Buenas gente del foro.

Este es mi primer post en este foro, y es mas que nada para consultarles.-

Estoy embarcado en realizar un sistema de sonido 5.1 para el reproductor de DVD.-

Mas que nada es para poder aprender de electronico.-

Me encuentro en la primera etapa del proyecto, fabricar el sub-woofer.-

Estoy tratando de armar el filtro pasa-bajos, para luego conectarlo al amplificardor y luego al parlante.-

Encontre un diagrama que es sencillo . El tema es que no se como calcular los 2 capacitores del diagrama (calculo que para la frecuencia de corte, no?).-

Les adjunto la imagen por que no se pegarla en el post.-

Si alguien tiene algun filtro pasa bajos mono y que sea sencillo de realizar, serva bienvenido.-

Ire posteando los avances para este proyecto y espero contar con la ayuda de ustedes.-

PD: Tambien estuve viendo el de pablin (http://pablin.com.ar/electron/circuito/audio/pasabajo/index.htm), pero no me convence, ya que es para dos canales que luego los mescla, pero yo nesecito para uno solo.-

Saludos gente por el excelente foro que tienen y por su colaboracion.-

Angel.-


----------



## Guest (Ago 11, 2009)

seguro que quieres usar ese chip¿¿¿

armate este.que es mucho mejor que el que vas a usar.

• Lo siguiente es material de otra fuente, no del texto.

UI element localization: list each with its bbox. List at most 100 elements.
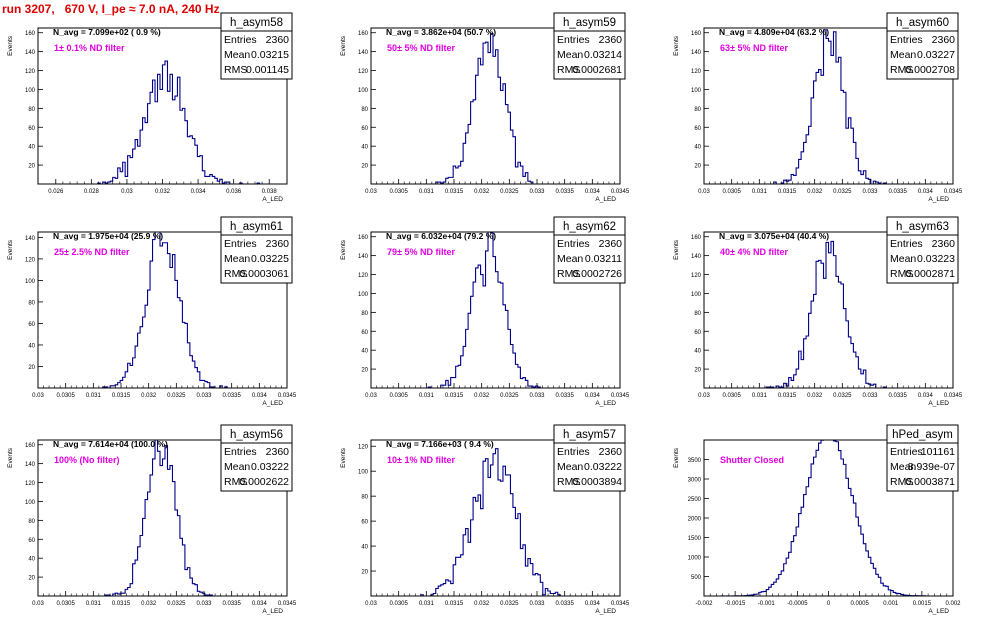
stats-value-rms: 0.0002871 [905, 268, 955, 280]
x-axis-label: A_LED [262, 196, 283, 203]
y-tick-label: 40 [28, 145, 35, 151]
x-tick-label: 0.031 [86, 393, 102, 399]
stats-value-rms: 0.0003894 [572, 476, 622, 488]
y-tick-label: 20 [694, 164, 701, 170]
navg-label: N_avg = 7.099e+02 ( 0.9 %) [53, 27, 161, 37]
x-tick-label: 0.032 [807, 393, 823, 399]
y-tick-label: 60 [28, 538, 35, 544]
x-tick-label: 0.031 [752, 393, 768, 399]
stats-value-mean: 0.03225 [251, 253, 289, 265]
x-tick-label: 0.032 [141, 601, 157, 607]
navg-label: N_avg = 1.975e+04 (25.9 %) [53, 231, 163, 241]
x-tick-label: 0.034 [918, 189, 934, 195]
histogram-name: h_asym59 [563, 17, 616, 29]
stats-label-mean: Mean [557, 253, 583, 265]
y-tick-label: 2500 [688, 497, 702, 503]
x-tick-label: 0.0345 [944, 393, 963, 399]
x-tick-label: 0.0305 [56, 601, 75, 607]
x-tick-label: 0.032 [474, 189, 490, 195]
x-tick-label: 0.03 [698, 393, 710, 399]
histogram-name: h_asym56 [230, 429, 283, 441]
stats-value-rms: 0.0002681 [572, 64, 622, 76]
y-tick-label: 1000 [688, 556, 702, 562]
y-axis-label: Events [673, 239, 680, 260]
x-tick-label: 0.0305 [389, 189, 408, 195]
stats-value-mean: 8.939e-07 [908, 461, 955, 473]
stats-label-mean: Mean [557, 49, 583, 61]
y-tick-label: 40 [694, 349, 701, 355]
y-tick-label: 120 [25, 481, 36, 487]
y-tick-label: 60 [361, 330, 368, 336]
navg-label: N_avg = 3.075e+04 (40.4 %) [719, 231, 829, 241]
run-title: run 3207, 670 V, I_pe ≈ 7.0 nA, 240 Hz [2, 2, 220, 16]
y-tick-label: 100 [358, 88, 369, 94]
stats-value-entries: 2360 [599, 446, 623, 458]
stats-label-mean: Mean [890, 49, 916, 61]
x-tick-label: -0.002 [695, 601, 713, 607]
y-tick-label: 160 [25, 31, 36, 37]
filter-label: 79± 5% ND filter [387, 247, 455, 257]
stats-value-rms: 0.0003871 [905, 476, 955, 488]
x-tick-label: 0.0335 [222, 601, 241, 607]
filter-label: 100% (No filter) [54, 455, 120, 465]
y-tick-label: 2000 [688, 517, 702, 523]
filter-label: 40± 4% ND filter [720, 247, 788, 257]
y-tick-label: 20 [361, 164, 368, 170]
y-tick-label: 140 [25, 236, 36, 242]
y-axis-label: Events [340, 35, 347, 56]
histogram-panel-h_asym56: 0.03 0.0305 0.031 0.0315 0.032 0.0325 0.033 0.0… [7, 424, 297, 615]
histogram-panel-h_asym57: 0.03 0.0305 0.031 0.0315 0.032 0.0325 0.033 0.0… [340, 424, 630, 615]
y-tick-label: 20 [28, 576, 35, 582]
histogram-name: h_asym62 [563, 221, 616, 233]
stats-label-rms: RMS [557, 64, 580, 76]
stats-value-mean: 0.03223 [917, 253, 955, 265]
stats-value-mean: 0.03211 [585, 253, 622, 265]
histogram-panel-h_asym60: 0.03 0.0305 0.031 0.0315 0.032 0.0325 0.033 0.0… [673, 12, 963, 203]
x-axis-label: A_LED [262, 400, 283, 407]
stats-label-mean: Mean [890, 461, 916, 473]
navg-label: N_avg = 7.166e+03 ( 9.4 %) [386, 439, 494, 449]
stats-value-entries: 2360 [932, 34, 956, 46]
y-axis-label: Events [340, 447, 347, 468]
histogram-name: h_asym63 [896, 221, 949, 233]
stats-label-rms: RMS [890, 268, 913, 280]
x-tick-label: 0.0325 [500, 601, 519, 607]
x-tick-label: 0.0325 [833, 189, 852, 195]
x-tick-label: 0.03 [365, 189, 377, 195]
y-tick-label: 60 [694, 330, 701, 336]
histogram-panel-h_asym59: 0.03 0.0305 0.031 0.0315 0.032 0.0325 0.033 0.0… [340, 12, 630, 203]
histogram-panel-h_asym63: 0.03 0.0305 0.031 0.0315 0.032 0.0325 0.033 0.0… [673, 216, 963, 407]
stats-value-entries: 2360 [599, 238, 623, 250]
x-tick-label: 0.031 [419, 393, 435, 399]
y-axis-label: Events [673, 35, 680, 56]
y-tick-label: 120 [358, 445, 369, 451]
y-tick-label: 140 [25, 50, 36, 56]
y-tick-label: 40 [361, 545, 368, 551]
stats-value-mean: 0.03222 [251, 461, 289, 473]
y-tick-label: 500 [691, 575, 702, 581]
x-tick-label: 0.032 [807, 189, 823, 195]
stats-label-entries: Entries [557, 34, 590, 46]
y-tick-label: 120 [358, 273, 369, 279]
plot-frame [37, 439, 288, 597]
y-tick-label: 120 [358, 69, 369, 75]
x-tick-label: 0.034 [252, 601, 268, 607]
y-tick-label: 60 [694, 126, 701, 132]
x-axis-label: A_LED [928, 400, 949, 407]
stats-box [553, 234, 626, 284]
stats-value-entries: 2360 [932, 238, 956, 250]
x-tick-label: 0.0345 [278, 601, 297, 607]
x-tick-label: 0.0345 [611, 189, 630, 195]
x-tick-label: 0.0345 [944, 189, 963, 195]
x-tick-label: 0.031 [419, 189, 435, 195]
y-tick-label: 80 [28, 107, 35, 113]
y-axis-label: Events [7, 447, 14, 468]
histogram-panel-h_asym61: 0.03 0.0305 0.031 0.0315 0.032 0.0325 0.033 0.0… [7, 216, 297, 407]
stats-label-entries: Entries [557, 238, 590, 250]
stats-label-rms: RMS [557, 476, 580, 488]
y-tick-label: 60 [28, 126, 35, 132]
x-tick-label: 0.0335 [555, 601, 574, 607]
stats-label-rms: RMS [890, 64, 913, 76]
x-axis-label: A_LED [595, 608, 616, 615]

pero los filtros pasa bajos no van a la salida del amplificador,van a la entrada.


----------



## damian.dituro (Ago 11, 2009)

hellfull

Muchas gracias por la ayuda, pero m parece demasiado complejo para mi. Hay que fabricar la PCB, armar la fuente.-

OK con la ubicacion de los filtros y amp.-

Yo dispongo de una fuente de 12 volts de continua a 3 amperes y una fuente partida de 12+12 volts a 2 amperes.-

Tambien tengo pensado armarlo en una de esas plaquetas perforadas, como para no aruinar una PCB.-

Estaba buscando algo sencillo, como para comenzar, ya que no poseo muchos conocimientos de electronica.-

Algo asi como esto.-



Cumple la funcion de filtro pasa bajo?  . Como se calculan los componentes?.-

Muchas gracias por su colaboracion.-


----------